Chapitre 52
8 aout 1981
Assise sur le lit, l'adolescente pleure à chaudes larmes quand son petit ami se glisse dans la chambre. Nikita s'installe à ses côtés et pose une main sur son genou.
— Qu'est-ce qui ne va pas ?
Le regard empli d'une colère noire, Margaret le rejette.

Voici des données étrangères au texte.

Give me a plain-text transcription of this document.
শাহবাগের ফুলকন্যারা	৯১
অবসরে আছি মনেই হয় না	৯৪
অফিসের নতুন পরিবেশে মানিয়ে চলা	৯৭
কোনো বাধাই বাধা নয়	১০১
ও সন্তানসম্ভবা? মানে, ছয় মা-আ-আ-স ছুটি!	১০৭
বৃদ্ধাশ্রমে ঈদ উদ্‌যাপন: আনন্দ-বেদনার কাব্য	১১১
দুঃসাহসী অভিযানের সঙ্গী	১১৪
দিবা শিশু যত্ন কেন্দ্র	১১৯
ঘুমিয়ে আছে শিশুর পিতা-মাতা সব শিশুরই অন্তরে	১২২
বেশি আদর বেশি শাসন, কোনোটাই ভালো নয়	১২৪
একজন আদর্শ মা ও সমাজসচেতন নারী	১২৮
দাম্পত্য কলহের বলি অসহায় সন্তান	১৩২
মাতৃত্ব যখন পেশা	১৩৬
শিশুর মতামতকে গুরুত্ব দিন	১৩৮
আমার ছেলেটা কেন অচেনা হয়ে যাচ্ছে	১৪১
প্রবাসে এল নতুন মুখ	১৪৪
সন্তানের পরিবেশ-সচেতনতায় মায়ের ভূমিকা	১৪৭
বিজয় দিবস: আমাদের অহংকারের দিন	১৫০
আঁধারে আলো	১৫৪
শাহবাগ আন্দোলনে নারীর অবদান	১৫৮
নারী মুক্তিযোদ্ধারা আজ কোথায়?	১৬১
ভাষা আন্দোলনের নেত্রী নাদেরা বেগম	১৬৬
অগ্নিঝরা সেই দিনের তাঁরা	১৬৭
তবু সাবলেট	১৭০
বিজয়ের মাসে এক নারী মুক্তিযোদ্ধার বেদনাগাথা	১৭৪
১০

— Depuis combien de temps ?
— De quoi ?
— Tu as couché avec Helen, crache-t-elle, ne me mens pas. Je vous ai entendus. Tu m'avais promis d'attendre que je sois prête et tu es allé voir ailleurs. Maintenant, elle est enceinte. Depuis combien de temps ça dure entre vous ?
— Depuis deux mois.
Une gifle part.
— Mon père avait raison à ton sujet. Tu n'es pas une bonne personne. Tu ne vas même pas assumer auprès de Helen, parce que tu sais très bien que ses parents ne la laisseront pas avorter. Ils sont contre. Elle va devoir élever cette enfant seule alors que toi, tu vas partir d'ici dès que l'occasion se présentera. Tu es un être abject, un lâche ! Je te déteste ! Comment j'ai pu t'aimer ? Pourquoi es-tu revenu ? Quand tu as voulu faire une pause dans notre relation... Pourquoi être revenu si tu ne m'aimes pas ? Si pendant ce temps, tu t'envoyais en l'air avec mon amie ?... Réponds-moi ! Pour une fois dans ta vie, sois honnête !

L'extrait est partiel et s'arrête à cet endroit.